A `SELF JOIN` is used when a table references itself. This is useful in hierarchical data, where an employee might report to another employee.

```sql
SELECT a.id, a.name AS "employee", b.name AS "supervisor"
FROM employees AS a, employees AS b
WHERE a.supervisorID = b.id;
```

> Note: You can achieve the same with `INNER JOIN`.

---

#### 3. LEFT OUTER JOIN

A `LEFT JOIN` returns all rows from the left table, and matched rows from the right table. Rows in the left table without a match in the right table will contain `NULL` values for the right table columns.

```sql
-- Find the number of employees who are not managers
SELECT COUNT(a.emp_no)
FROM employees AS a
LEFT JOIN dept_manager AS b ON a.emp_no = b.emp_no
WHERE b.emp_no IS NULL;
```

You can also use the `USING` keyword to specify the column to join on if both tables have a column with the same name:

```sql
SELECT COUNT(a.emp_no)
FROM employees AS a
LEFT JOIN dept_manager AS b USING (emp_no)
WHERE b.emp_no IS NULL;
```

---

#### 4. RIGHT OUTER JOIN

A `RIGHT JOIN` returns all rows from the right table, and matched rows from the left table.
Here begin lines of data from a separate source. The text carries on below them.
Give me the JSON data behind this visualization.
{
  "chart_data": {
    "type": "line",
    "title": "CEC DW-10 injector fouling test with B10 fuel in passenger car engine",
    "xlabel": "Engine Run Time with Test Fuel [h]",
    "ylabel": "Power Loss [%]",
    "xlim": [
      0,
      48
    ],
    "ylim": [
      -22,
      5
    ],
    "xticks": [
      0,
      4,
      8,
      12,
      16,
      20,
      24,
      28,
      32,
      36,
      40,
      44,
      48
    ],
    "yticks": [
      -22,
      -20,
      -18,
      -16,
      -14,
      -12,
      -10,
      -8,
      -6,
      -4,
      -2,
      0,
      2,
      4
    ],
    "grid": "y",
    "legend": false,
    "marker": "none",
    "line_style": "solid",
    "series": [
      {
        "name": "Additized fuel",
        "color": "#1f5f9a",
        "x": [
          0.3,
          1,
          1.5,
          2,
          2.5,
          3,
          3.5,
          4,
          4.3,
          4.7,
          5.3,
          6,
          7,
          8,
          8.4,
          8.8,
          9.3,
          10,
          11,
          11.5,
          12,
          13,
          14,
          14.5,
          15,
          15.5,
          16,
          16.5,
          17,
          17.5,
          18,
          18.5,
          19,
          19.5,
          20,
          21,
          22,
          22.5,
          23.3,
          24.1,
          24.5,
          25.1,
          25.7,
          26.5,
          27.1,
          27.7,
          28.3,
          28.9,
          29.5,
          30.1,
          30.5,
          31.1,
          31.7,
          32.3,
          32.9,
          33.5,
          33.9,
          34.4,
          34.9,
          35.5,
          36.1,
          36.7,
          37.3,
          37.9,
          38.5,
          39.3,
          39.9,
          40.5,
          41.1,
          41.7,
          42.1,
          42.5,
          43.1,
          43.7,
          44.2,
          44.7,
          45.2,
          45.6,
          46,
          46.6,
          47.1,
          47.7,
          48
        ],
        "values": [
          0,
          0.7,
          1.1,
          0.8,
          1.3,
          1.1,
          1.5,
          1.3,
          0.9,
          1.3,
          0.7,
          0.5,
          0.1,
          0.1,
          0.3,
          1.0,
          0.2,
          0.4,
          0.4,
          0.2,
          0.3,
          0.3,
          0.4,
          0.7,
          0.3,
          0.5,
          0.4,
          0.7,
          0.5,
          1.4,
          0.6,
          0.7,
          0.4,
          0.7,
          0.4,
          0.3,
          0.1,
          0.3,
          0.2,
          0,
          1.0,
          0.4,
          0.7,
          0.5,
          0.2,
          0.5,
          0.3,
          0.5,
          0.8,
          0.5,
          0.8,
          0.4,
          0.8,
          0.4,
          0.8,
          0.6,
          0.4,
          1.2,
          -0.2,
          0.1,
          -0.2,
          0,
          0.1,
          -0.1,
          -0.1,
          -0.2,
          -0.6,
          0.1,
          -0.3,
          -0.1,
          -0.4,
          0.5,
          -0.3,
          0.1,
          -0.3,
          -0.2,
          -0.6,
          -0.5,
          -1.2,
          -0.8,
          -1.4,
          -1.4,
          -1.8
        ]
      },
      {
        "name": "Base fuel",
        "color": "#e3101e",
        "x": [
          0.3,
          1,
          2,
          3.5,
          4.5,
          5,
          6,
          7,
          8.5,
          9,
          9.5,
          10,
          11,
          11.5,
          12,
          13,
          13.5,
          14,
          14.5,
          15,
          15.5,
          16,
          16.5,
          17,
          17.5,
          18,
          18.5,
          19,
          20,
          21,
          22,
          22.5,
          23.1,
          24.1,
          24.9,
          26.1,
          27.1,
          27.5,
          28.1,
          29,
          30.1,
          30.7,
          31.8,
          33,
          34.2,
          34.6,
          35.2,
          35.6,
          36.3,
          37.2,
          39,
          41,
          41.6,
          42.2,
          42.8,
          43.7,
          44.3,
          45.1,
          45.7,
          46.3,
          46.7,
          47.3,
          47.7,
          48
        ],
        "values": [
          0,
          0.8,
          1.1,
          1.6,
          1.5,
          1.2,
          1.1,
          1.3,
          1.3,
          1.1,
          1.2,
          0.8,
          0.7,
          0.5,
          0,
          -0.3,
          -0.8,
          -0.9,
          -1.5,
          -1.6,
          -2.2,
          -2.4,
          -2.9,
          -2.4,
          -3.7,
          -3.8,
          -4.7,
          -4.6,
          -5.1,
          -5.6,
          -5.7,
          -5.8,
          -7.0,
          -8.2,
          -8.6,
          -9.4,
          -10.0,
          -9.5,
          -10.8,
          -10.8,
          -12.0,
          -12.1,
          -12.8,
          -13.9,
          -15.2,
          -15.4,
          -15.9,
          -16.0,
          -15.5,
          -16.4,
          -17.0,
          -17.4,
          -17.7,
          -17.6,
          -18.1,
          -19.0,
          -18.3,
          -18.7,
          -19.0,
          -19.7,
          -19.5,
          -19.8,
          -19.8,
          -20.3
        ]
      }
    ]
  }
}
Rows in the right table without a match in the left table will contain `NULL` values for the left table columns.

```sql
SELECT b.emp_no, a.first_name
FROM employees AS a
RIGHT JOIN dept_manager AS b ON a.emp_no = b.emp_no;
```

---

#### 5. CROSS JOIN

A `CROSS JOIN` produces the Cartesian product of both tables, meaning every row from the first table is combined with every row from the second table. This type of join can lead to a large dataset and is rarely used unless all possible combinations are needed.

```sql
SELECT *
FROM tableA
CROSS JOIN tableB;
```

---

#### 6. FULL OUTER JOIN

A `FULL JOIN` returns all rows from both tables, with matching rows from both sides where available. Where there is no match, `NULL` values are returned for the columns of the table without a match.

```sql
SELECT *
FROM tableA AS a
FULL JOIN tableB AS b ON a.id = b.id;
```

> This type of join is helpful when you need to see all data from both tables and identify unmatched rows on either side.

---

### Summary of Joins

| Join Type       | Description                                                                                           |
|-----------------|-------------------------------------------------------------------------------------------------------|
| **INNER JOIN**  | Returns rows with matching values in both tables.                                                     |
| **SELF JOIN**   | Joins a table to itself, often used in hierarchical data.                                             |
| **LEFT JOIN**   | Returns all rows from the left table and matched rows from the right table, with `NULL` for no match. |
| **RIGHT JOIN**  | Returns all rows from the right table and matched rows from the left table, with `NULL` for no match. |
| **CROSS JOIN**  | Returns the Cartesian product of both tables (all possible row combinations).                         |
| **FULL JOIN**   | Returns all rows from both tables, with `NULL` in unmatched columns.                                  |

Each type of join serves a different purpose and is useful in various data retrieval scenarios based on the relationships between tables.